In the name of the Father, and of the Son, and of the Holy Spirit, One God, Amen.
Christ is risen!
Christ is risen but so what? What does that have to do with me?
Christ takes the clay and creates eyes for the man born blind—he completes the Creation started in Genesis—and the man can see. And he, here today, gives each of us new vision too. Christ gives to you and to me a new ability to see the world, to see each person as bearing the image of God, to see creation infused with the Spirit of God. The man born blind could not stop from telling all who would listen of what Jesus had done for him. He could have refused the clay or refused to go wash at the pool, but he accepted it and accepted Christ. He did not have all the answers, he had not studied Scriptures nor Church history, but he had an encounter with the living God and he was changed.
So, what does it mean to me that Christ is risen? It means not only that an historical event happened, not only that death has been destroyed, it means I am called to do something about it. The man born blind knew this, he knew that his healing would be incomplete, lacking: unless he went to the Pool of Siloam he would not receive his sight. Likewise, I too must do something about the Resurrection: I must repent.
It is easy in the Christian life to believe other people should change—all too easily I can see all kinds of sin elsewhere—but this is of no importance. I am the one called to change, I am called to repent, I am called to turn to the Lord. Never other people, only me. And when I do this—to the extent that I turn to the Lord—I participate in his Resurrection, I participate in life to its fullness, I participate in perfect love.
So many in our society today desire authentic experiences, yearn for Truth, and this is found most perfectly in the Truth proclaimed by the Church for nearly two millennia, that Christ is risen from the dead, trampling down death by death, and upon those in the tombs bestowing life. If I love my neighbours, truly love them, then the greatest act of love I can do for them is tell them of this Truth with the example of man born blind at the forefront of my mind.
If I love my neighbours, truly love them, then the greatest act of love I can do for them is tell them of this Truth.

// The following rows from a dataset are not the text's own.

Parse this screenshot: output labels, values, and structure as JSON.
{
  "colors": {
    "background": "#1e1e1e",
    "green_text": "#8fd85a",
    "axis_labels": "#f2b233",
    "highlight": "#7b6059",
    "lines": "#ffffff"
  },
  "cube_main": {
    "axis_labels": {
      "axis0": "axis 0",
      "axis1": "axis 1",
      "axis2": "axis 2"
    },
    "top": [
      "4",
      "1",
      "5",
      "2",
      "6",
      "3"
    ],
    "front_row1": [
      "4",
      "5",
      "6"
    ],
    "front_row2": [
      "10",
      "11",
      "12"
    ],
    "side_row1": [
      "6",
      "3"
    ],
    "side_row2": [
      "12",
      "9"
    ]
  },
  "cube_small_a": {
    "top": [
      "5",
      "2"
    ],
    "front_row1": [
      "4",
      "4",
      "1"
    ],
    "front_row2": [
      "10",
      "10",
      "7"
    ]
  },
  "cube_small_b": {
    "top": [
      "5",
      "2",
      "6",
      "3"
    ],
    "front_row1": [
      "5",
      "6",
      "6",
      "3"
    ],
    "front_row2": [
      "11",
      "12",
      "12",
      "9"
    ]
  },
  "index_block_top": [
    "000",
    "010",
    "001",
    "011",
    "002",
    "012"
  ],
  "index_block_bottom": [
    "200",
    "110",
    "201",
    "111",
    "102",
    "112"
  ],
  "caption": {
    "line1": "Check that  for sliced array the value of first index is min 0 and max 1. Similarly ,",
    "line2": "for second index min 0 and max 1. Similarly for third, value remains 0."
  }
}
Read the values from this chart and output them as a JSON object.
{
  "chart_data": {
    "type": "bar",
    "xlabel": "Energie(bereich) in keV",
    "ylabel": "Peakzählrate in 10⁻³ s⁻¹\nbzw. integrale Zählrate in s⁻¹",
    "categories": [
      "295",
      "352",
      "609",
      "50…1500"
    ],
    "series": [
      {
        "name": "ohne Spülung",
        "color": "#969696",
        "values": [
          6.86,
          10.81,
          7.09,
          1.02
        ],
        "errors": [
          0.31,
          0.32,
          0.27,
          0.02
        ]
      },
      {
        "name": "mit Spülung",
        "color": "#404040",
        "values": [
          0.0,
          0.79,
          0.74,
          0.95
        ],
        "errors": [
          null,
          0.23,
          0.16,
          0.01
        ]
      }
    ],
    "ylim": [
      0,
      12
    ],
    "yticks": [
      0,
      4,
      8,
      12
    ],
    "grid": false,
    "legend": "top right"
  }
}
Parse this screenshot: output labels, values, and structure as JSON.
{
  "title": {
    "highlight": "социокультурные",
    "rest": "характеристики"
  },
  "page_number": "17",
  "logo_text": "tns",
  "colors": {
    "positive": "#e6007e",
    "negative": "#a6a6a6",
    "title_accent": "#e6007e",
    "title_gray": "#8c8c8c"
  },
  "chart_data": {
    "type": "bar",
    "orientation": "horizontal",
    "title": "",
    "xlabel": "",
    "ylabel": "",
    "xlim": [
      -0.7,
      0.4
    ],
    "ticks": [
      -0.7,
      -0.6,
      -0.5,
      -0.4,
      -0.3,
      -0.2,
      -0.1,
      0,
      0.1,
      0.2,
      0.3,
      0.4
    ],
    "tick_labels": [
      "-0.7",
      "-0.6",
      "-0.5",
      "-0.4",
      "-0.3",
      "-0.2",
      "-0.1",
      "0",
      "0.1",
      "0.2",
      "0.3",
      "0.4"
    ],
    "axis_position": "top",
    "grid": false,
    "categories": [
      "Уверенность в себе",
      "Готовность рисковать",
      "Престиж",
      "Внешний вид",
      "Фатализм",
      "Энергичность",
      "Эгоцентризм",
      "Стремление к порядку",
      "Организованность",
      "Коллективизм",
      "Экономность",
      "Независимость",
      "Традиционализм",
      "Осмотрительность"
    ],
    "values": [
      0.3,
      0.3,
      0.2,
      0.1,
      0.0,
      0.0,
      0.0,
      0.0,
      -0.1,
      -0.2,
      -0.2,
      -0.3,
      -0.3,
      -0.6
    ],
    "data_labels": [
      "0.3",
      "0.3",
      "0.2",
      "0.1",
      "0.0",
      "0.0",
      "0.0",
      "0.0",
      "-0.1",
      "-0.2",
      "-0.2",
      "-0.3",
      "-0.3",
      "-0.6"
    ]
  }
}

My dear brothers and sisters, God calls us all to change: to be transformed and transfigured into his likeness. We do not need to know everything—the man born blind answered a question “Whether he is a sinner, I do not know; one thing I know, that though I was blind, now I see.” We do not need to know everything but in our encounter today with the living God we are called to holiness, called to sanctity, called to become the human beings we were created to be.
Christ is risen!
To our risen Saviour be all glory, honour and worship, with his unoriginate Father and the All-Holy, Good and Life-giving Spirit. Amen.